Researchers have discovered a small silk bag attached to a document in Westminster Abbey that matches Charlemagne’s shroud. It is woven with white rabbit and floral patterns and dates from the early 12th century. This fabric was not the first shroud used when burying the first Holy Roman Emperor who died in 814, but was used to wrap his body when it was reburied in Karlsschrein of the shroud. Karlschrein is a splendid temple decorated with gold, silver, enamel and precious stones that were exhibited in Aachen Cathedral in 1215. In 1267, the same textile was used as a bag to protect a wax seal bearing the seal of King Henry III on a related document. Temple dedicated to Edward the Confessor in Westminster Abbey.

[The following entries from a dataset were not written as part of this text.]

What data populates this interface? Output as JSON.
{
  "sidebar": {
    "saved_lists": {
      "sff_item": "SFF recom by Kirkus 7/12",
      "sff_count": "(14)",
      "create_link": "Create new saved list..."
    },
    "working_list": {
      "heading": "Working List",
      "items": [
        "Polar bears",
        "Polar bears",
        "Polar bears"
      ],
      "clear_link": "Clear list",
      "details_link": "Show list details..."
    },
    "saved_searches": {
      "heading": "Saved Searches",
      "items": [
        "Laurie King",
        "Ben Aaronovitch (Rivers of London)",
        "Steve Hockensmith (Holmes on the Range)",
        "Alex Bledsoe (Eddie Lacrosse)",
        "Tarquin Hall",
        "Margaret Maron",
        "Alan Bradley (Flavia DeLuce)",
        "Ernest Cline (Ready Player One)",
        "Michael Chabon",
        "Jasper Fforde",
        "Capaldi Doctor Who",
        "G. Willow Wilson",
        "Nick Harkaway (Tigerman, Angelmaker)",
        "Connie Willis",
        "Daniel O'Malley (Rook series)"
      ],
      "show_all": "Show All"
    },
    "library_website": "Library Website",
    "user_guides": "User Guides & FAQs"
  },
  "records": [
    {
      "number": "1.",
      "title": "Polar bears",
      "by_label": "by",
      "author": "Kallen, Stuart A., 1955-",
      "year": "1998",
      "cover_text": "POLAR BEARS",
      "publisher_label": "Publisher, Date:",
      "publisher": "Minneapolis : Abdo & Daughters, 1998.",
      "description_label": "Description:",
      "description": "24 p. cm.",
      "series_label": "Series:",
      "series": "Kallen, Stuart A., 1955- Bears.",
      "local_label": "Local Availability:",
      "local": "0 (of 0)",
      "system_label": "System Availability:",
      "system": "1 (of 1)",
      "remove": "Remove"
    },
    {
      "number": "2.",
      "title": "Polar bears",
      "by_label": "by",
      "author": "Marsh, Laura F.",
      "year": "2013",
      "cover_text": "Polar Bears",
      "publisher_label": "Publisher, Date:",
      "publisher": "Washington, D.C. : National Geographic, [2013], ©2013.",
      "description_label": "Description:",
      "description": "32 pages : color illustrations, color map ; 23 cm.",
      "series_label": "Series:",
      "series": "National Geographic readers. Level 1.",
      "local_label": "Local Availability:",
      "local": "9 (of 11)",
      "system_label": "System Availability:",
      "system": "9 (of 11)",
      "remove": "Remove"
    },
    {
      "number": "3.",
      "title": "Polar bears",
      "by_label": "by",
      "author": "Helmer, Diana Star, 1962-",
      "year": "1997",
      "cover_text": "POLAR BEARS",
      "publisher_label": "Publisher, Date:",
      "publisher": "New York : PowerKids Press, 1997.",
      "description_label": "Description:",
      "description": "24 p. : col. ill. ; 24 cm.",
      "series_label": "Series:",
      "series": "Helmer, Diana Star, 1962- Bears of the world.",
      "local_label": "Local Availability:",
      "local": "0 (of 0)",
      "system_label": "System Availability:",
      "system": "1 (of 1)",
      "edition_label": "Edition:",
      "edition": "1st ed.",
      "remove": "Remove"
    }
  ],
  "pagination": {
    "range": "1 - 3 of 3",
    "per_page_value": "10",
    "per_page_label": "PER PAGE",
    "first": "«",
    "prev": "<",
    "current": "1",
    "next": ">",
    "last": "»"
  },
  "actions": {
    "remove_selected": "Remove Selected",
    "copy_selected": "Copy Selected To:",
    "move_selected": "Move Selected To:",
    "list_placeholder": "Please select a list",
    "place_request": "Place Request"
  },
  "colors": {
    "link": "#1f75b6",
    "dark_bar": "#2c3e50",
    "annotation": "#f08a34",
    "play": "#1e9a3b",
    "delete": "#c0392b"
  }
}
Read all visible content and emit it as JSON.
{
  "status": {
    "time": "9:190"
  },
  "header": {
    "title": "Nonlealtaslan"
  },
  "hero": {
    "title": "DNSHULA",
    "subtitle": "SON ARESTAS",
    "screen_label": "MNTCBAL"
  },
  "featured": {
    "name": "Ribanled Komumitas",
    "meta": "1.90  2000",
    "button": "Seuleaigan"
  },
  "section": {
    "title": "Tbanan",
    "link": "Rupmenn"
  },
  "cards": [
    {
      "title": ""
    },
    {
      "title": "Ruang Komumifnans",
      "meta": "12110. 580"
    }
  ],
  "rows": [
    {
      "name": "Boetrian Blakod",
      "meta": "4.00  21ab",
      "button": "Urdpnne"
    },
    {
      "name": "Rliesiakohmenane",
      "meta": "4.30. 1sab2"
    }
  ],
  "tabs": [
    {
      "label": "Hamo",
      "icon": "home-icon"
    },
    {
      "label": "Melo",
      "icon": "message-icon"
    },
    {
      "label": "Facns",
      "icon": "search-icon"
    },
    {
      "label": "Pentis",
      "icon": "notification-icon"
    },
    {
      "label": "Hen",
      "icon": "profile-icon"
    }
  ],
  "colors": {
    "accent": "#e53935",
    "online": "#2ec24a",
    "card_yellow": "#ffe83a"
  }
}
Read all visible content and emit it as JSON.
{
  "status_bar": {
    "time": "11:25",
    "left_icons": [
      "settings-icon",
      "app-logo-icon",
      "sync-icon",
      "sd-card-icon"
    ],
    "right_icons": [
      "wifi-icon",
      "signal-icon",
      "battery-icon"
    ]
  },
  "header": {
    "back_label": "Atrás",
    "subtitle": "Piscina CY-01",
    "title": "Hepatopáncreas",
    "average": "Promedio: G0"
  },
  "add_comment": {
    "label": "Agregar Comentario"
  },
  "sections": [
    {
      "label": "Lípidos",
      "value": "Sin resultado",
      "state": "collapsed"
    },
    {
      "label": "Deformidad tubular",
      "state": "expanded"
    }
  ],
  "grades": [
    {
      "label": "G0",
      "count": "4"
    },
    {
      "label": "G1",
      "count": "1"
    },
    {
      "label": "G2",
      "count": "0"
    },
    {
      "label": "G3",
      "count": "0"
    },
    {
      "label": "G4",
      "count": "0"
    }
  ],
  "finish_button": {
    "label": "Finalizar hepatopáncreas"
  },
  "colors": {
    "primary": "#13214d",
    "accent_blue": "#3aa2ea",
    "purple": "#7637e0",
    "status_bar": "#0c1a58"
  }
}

The cloth was sewn into a pouch to protect a wax figure of Henry III, and the king affixed it to the inventory of items in the shrine dedicated to Edward the Confessor at Westminster Abbey, which Henry had pawned to pay off war debts. In the document, the king promised to replace the jewelry and valuables he put in within 18 months. It appears he cashed the promissory note.
Sealed bags are used to cover the wax seal impressions affixed to charters and other documents to verify the identity of the signer. Wax figures are soft and serve as the legal signatures of kings, queens, nobles, bishops and other dignified figures. They not only hold legal importance but are also authentic artifacts in their own right. The signers held the wax blocks while they were still hot. They leave their physical marks, such as fingerprints and grease, as well as the imprint of official seals. Because of the importance of their layering, wax prints were bagged for protection, and the textiles used to make the bags were prized, often tartar cloth (Islamic silk dyed with plants imported from as far away as China and woven with gold and silver threads).
Charlemagne’s shrine was opened in 1988, and photographs taken at the time document the Shroud. The Shroud was intact, so the Shroud at Westminster Abbey was not cut from the Shroud itself, but it must have been made by the same weaver on the same loom. This gorgeous textile was created by expert weavers in Islamic Spain or the Eastern Mediterranean, and the pattern is impossible to obtain from any other source. There are no knockoffs lying around and no mass-produced inventory sitting in warehouses.
As a textile wrapping the remains of an emperor who was revered as a saint in the lands he once ruled (so Emperor Frederick II had his bones transformed into reliquaries), silk holds great significance. Henry III may even have chosen it deliberately to connect the entrenched cult of the German king Charlemagne with the nascent cult of the English king Edward the Confessor.
How the abbey received such valuable silks remains a mystery, but one possible theory offered by Matthew Payne, the conservator who oversees the abbey’s archives, is that the silks may have been a gift from Henry III’s brother, of Cornwall Earl Richard is famous for donating precious cloths to the monastery. Richard was crowned Holy Roman Emperor in 1257, more than 400 years after his predecessor Charlemagne.
The package (and its accompanying documents) will be on display in the Queen’s Jubilee Gallery at Westminster Abbey until Easter 2025.